I have just defined the operation of subtraction. Before this moment in time subtraction didn’t exist. Nota Bene: M-N does not equal N-M. Subtraction does not commute.

Having defined a negative integer, I have to see how I’m going to add negative integers to the rest of the numbers. (a+(-b))=a- b where (-b) is the opposite of b, i.e. (-b +b=0)
Although I haven’t talked about it much there is a rule that is obvious enough to use without thinking about it,
N+M=M+N.



Regardless of how obvious it is, it still has to be verified that it works for an enlarged set of numbers. Since subtraction does not commute, there exist operations that don’t commute. But for positive integers I can prove it by noting that it doesn’t make any difference which herd of sheep I put into the pen first, I end up with the same number of sheep in the pen. Good ol’ sheep.
I can use the same kind of reasoning to show that commutation works if one or both of the addends is negative.
Another rule is n•m=m•n but I only have it for positive integers. I want it for all integers so I define multiplication for all integers. Note that at this point, the multiplication of, say, a negative number by a negative number is not defined. Since it is undefined I can define it anyway I want to. I could define (-3•(4)=-3+4. I know of no law of God or man that would prohibit me from doing so.
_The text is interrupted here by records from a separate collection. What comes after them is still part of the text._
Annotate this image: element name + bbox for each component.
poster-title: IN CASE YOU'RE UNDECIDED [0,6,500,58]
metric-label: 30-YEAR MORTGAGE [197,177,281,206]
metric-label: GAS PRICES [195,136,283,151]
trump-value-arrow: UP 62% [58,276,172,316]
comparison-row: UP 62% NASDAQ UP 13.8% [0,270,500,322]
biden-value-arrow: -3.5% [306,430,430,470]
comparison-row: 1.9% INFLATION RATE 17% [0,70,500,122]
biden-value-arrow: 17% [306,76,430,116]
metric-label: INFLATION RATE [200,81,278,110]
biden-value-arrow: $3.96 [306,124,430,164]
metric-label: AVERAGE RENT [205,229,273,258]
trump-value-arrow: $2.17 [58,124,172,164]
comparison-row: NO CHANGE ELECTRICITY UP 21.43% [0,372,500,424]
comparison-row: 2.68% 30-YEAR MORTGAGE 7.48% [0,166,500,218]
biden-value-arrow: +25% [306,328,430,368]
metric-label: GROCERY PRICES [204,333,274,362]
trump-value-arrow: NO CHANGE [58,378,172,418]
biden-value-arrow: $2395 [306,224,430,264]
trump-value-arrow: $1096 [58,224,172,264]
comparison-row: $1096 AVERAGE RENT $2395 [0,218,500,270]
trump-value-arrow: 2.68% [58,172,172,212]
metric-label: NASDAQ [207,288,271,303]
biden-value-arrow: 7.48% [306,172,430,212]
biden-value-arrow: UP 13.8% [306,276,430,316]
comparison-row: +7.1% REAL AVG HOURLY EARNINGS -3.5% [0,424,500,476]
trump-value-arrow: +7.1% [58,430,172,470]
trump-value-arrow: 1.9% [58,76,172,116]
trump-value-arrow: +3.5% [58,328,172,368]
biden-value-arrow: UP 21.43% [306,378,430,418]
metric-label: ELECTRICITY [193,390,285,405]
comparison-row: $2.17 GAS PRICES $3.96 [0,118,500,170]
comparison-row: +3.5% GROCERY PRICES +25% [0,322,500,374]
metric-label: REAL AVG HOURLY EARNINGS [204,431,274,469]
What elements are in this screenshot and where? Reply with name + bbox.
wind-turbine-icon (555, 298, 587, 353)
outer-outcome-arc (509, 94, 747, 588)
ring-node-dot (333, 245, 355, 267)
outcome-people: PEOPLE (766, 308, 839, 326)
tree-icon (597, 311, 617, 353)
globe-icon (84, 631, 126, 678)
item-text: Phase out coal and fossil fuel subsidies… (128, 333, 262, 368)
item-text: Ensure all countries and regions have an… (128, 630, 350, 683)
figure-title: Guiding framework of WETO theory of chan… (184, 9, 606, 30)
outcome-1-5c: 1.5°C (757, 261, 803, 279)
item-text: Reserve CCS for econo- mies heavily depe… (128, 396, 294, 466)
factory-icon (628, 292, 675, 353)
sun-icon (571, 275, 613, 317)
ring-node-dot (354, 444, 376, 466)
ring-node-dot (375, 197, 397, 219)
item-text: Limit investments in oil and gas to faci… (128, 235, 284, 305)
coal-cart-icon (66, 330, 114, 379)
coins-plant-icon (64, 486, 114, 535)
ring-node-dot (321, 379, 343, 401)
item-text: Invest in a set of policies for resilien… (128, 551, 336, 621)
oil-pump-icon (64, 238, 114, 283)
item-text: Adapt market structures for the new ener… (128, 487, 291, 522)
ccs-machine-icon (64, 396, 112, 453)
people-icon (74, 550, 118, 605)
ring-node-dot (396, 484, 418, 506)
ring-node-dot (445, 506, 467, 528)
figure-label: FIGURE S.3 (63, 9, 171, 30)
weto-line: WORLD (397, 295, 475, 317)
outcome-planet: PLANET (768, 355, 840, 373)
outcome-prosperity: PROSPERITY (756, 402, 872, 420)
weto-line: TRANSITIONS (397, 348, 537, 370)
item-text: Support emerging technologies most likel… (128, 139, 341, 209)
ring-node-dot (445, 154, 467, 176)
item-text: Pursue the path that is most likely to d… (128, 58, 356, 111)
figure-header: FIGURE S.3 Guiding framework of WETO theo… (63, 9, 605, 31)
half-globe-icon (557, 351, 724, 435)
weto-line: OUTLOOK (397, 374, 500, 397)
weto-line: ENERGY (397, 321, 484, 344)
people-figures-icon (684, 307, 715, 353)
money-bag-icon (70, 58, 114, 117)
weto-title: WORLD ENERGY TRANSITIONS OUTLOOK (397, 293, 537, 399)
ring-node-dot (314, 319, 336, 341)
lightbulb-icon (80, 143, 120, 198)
The problem is that

2•(-3)•(4)=2•(-3+4)=2•(-3)+(2•4)=2+(-3)+2+4=5

and

2•(-3)•(4)=2•(-3+4)= 2•1=2.

This is not good. I want multiplication to behave the same for all integers. Well, it does if I define it correctly.
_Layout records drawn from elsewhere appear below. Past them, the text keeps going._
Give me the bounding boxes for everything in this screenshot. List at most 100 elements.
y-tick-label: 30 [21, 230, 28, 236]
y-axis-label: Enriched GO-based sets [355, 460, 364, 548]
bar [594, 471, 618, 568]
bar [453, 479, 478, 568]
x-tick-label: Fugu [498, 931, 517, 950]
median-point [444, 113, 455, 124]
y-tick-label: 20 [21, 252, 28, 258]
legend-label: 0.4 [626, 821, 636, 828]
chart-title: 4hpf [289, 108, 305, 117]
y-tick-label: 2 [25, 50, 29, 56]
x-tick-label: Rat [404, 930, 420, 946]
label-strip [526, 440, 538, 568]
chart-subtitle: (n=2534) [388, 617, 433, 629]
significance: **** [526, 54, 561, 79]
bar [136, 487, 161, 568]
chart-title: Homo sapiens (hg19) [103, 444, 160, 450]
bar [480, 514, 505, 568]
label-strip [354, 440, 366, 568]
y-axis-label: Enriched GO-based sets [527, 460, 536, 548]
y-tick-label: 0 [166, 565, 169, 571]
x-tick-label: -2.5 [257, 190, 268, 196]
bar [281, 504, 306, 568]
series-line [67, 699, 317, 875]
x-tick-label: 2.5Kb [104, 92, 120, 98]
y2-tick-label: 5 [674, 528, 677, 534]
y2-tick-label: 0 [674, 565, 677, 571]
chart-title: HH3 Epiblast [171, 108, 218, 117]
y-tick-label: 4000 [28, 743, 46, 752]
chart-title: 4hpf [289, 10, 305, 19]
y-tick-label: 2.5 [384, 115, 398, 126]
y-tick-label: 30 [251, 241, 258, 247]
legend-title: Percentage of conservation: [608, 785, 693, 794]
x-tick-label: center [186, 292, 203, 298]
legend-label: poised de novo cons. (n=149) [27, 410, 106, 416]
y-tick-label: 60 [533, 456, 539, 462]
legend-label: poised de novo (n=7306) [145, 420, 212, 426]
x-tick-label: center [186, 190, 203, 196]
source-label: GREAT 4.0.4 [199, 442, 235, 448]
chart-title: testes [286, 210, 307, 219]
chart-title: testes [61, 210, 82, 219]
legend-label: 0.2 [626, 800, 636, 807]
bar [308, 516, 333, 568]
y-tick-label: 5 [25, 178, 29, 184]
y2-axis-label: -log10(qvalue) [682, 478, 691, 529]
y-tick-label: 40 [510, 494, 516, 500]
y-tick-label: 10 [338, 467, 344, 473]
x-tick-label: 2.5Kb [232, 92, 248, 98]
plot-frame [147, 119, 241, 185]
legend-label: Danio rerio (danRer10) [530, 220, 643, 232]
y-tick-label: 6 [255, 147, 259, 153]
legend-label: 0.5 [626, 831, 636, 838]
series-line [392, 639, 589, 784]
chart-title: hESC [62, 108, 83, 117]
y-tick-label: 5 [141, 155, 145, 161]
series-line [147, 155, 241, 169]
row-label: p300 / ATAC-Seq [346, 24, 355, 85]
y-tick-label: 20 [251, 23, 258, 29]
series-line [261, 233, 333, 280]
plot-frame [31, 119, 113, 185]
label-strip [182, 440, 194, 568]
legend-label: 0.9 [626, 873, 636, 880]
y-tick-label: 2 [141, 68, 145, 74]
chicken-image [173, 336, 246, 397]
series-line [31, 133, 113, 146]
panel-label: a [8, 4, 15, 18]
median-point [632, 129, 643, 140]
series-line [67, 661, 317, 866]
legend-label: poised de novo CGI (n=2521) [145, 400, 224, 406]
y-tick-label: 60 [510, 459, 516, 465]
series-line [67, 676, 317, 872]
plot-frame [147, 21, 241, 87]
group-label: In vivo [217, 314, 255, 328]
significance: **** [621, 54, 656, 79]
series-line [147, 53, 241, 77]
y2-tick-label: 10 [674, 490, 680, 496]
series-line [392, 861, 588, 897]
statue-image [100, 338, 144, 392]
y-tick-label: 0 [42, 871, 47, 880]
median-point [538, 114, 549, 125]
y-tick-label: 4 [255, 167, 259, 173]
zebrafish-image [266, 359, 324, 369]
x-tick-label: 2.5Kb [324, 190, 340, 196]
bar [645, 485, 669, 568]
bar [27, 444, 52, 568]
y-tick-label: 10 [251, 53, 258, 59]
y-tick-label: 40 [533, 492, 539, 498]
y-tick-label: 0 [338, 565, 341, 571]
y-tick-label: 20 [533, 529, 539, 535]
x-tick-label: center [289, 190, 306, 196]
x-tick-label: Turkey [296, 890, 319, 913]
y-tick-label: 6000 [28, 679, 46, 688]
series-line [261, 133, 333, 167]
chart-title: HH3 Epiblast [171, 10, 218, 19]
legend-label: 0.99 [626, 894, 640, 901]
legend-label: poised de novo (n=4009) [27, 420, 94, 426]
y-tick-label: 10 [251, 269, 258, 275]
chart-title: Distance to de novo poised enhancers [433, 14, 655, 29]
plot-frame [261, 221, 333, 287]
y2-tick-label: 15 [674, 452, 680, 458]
I give some proofs, not because I expect a beginning student to understand them but it lets them know that they can be proved. Their teacher can prove them. This, I think, gives the student confidence that they are working with the real stuff. In my calculus book I proved things that I liked to prove and I put them in so that the student could see that proofs existed; so they could see what a proof in calculus looked like.
When mathematicians are doing research they use theorems that they haven’t proved. Sometimes they will read through a proof to see what kinds of techniques are used. I personally don’t know anyone who claims to know the proof of the Jordan Curve Theorem yet it is used.
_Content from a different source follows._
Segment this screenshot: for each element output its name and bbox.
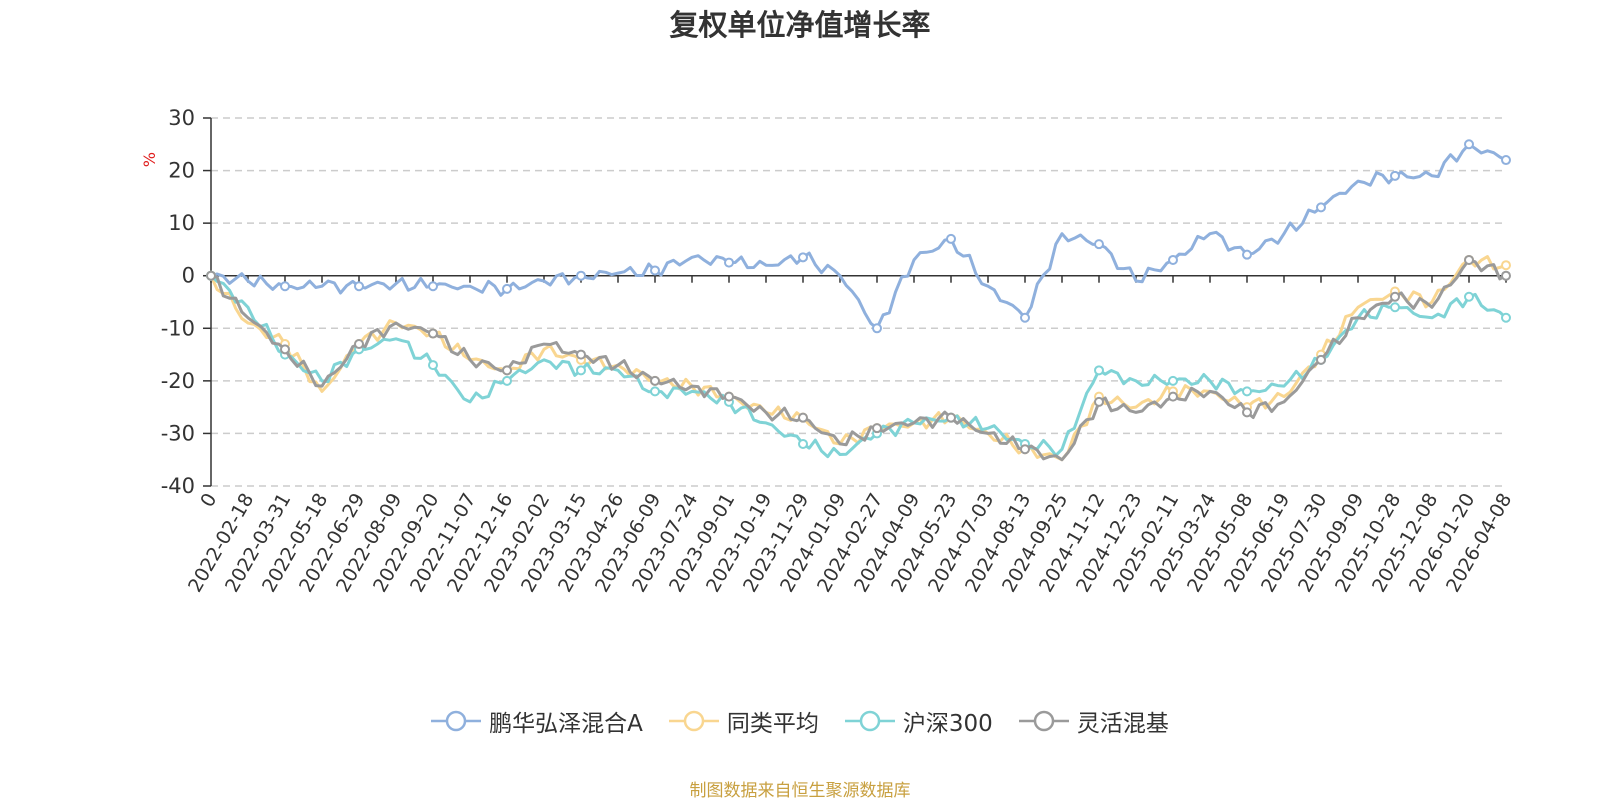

What I have tried to do is get a flow. I start with positive integers and the operations of addition and multiplication which have a definite intuitive meaning. I enlarge my set of numbers to the integers and get a new operation, subtraction. I have to extend + and • to all the integers and make sure the new numbers and operations are compatible with previously defined numbers and operations.
The next step would be to extend the integers to the rational numbers. Then division can be defined and related to the previous operations of +, •, - .
Counting numbers are a subset of the integers which are subset of the rational numbers.
This idea runs throughout mathematics.

I have not tried for logical correctness or completeness. I have tried to give the flavor of my approach to arithmetic. I can see problems if my program were carried out with a vengeance. But I do think it is important to give the student a point of view, to give them an idea of what a definition is.